In May 2011, the U.S. ordered sanctions against the Syrian government in response to Assad’s human rights violations. Syria has remained under export sanctions and is not allowed to receive most forms of U.S. assistance. However, the U.S. remains the largest humanitarian donor to Syria, giving $12.2 billion in humanitarian aid to "vulnerable individuals" and those who are "displaced in the region since the start of the crisis," according to the State Department

After 10 years of civil war between the Assad regime and various rebel groups, Christian Solidarity International and others have warned that sanctions have further impoverished Syria.

"Although the fighting has now ceased in much of the country, over the past year, the U.S. and its allies have ratcheted up the sanctions on Syria, sending its currency into a tailspin and pushing millions of Syrians into poverty," CSI said in a statement. 

"Sanctions on Syria make it extremely difficult to import the medications and medical equipment necessary to fight the COVID-19 pandemic and other illnesses and conditions, such as cancer, kidney failures, and schizophrenia," the group added. 

The U.N.'s Special Rapporteur on Unilateral Coercive Measures, professor Alena Douhan, also recommended lifting the U.S. sanctions.

"I am concerned that sanctions imposed under the Caesar Act may exacerbate the already dire humanitarian situation in Syria, especially in the course of COVID-19 pandemic, and put the Syrian people at even greater risk of human rights violations," Douhan said in a statement back in December.

"When it announced the first sanctions under the Caesar Act in June 2020, the United States said it did not intend for them to harm the Syrian population," she added. "Yet enforcement of the Act may worsen the existing humanitarian crisis, depriving the Syrian people of the chance to rebuild their basic infrastructure."

U.S. Special Envoy for Syria Joel Rayburn countered Douhan's claims, asserting that Assad is to blame for Syria’s suffering, not U.S. sanctions.

"The Special Rapporteur’s attempt to blame Syria’s economic crisis on U.S. sanctions is misguided and false.

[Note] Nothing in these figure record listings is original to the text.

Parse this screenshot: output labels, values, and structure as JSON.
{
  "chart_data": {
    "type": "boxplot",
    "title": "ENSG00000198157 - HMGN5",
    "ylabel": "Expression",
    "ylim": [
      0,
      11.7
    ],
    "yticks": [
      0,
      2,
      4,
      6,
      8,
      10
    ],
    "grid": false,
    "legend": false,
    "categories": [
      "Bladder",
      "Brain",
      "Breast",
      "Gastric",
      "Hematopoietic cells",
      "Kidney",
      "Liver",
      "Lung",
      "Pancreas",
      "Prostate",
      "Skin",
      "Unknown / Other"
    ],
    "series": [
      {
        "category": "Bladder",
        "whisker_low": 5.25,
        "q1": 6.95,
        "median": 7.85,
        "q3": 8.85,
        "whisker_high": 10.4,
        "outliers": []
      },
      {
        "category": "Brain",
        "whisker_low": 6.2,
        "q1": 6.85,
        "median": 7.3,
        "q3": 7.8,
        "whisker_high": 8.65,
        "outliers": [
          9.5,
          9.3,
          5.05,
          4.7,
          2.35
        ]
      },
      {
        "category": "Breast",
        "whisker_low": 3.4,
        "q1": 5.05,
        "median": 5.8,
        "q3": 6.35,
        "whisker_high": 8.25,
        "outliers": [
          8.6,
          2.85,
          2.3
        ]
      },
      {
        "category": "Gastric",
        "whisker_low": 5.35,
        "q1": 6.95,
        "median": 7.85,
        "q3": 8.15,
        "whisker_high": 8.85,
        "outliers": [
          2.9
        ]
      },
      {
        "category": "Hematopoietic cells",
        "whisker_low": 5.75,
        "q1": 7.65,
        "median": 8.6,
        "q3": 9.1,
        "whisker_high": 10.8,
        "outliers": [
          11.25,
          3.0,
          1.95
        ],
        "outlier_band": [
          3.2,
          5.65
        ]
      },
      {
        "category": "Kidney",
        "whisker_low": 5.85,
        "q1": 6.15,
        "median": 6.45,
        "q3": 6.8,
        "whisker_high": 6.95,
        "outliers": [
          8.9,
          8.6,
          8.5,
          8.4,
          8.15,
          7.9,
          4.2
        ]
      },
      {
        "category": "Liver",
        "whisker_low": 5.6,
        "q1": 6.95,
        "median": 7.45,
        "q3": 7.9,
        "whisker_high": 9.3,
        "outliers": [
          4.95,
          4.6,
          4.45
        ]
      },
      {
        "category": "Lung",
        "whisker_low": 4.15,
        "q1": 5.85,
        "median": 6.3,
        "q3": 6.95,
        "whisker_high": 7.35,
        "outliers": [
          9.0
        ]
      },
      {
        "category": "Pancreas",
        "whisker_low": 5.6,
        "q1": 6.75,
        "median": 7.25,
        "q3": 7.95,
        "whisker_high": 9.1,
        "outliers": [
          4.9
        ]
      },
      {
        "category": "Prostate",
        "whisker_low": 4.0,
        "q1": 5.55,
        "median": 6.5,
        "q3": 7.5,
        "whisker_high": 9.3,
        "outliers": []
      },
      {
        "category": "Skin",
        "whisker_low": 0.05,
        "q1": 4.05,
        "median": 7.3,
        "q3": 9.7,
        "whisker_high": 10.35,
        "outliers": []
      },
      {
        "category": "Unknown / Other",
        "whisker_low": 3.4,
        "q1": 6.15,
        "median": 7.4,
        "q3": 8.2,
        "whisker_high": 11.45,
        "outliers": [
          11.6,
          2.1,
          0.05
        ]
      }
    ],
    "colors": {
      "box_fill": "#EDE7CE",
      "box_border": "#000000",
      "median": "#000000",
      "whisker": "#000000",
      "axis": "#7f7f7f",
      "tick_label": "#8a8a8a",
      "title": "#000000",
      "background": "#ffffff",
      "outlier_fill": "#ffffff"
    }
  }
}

The blame for Syria’s economic situation and humanitarian crisis falls on Assad’s brutal war against the Syrian people, not on U.S. sanctions," said Rayburn in a statement last month, adding that a U.N. investigation found that Assad, not sanctions are responsible. 

"The U.N. has shown the world the substantial evidence that the Assad regime and its foreign enablers have dropped bombs impacting hospitals, schools, markets, and homes.  Furthermore, the regime continues to obstruct the U.N. from delivering humanitarian aid ..."

Rayburn added: "The Caesar Syria Civilian Protection Act and other targeted sanctions on the Assad regime and its supporters seek accountability for the regime’s atrocities and to cut off the resources Assad uses to fuel the conflict. They do not target humanitarian-related trade, assistance, or activities."

It's been reported that the starvation of Syrians has resulted from the actions of many parties, including the Assad regime, rebel groups, and the Islamic State terrorist group. Crops have been burned, bakeries and markets have been attacked and blockades have been enforced as a war tactics.

“Ten years ago, Syria was a breadbasket for the region. Today it is on the verge of not just hunger, but of starvation, according to the World Food Program,” the letter sent to Biden adds. “Meanwhile, the COVID-19 pandemic is raging through the country, unhindered by a healthcare system largely destroyed over ten years of war.”

“All of the actors struggling for power and influence, and the various weapons they use, have contributed to the suffering of the Syrian people over the past ten years,” Eibner said.

“But today there is growing awareness that these sanctions are a disproportionate use of economic force and a form of collective punishment of innocent civilians, which harms the weakest, most vulnerable members of society more than those in power,” he added. 

The letters concludes by asserting that U.S. national interests can be achieved without imposing economic sanctions.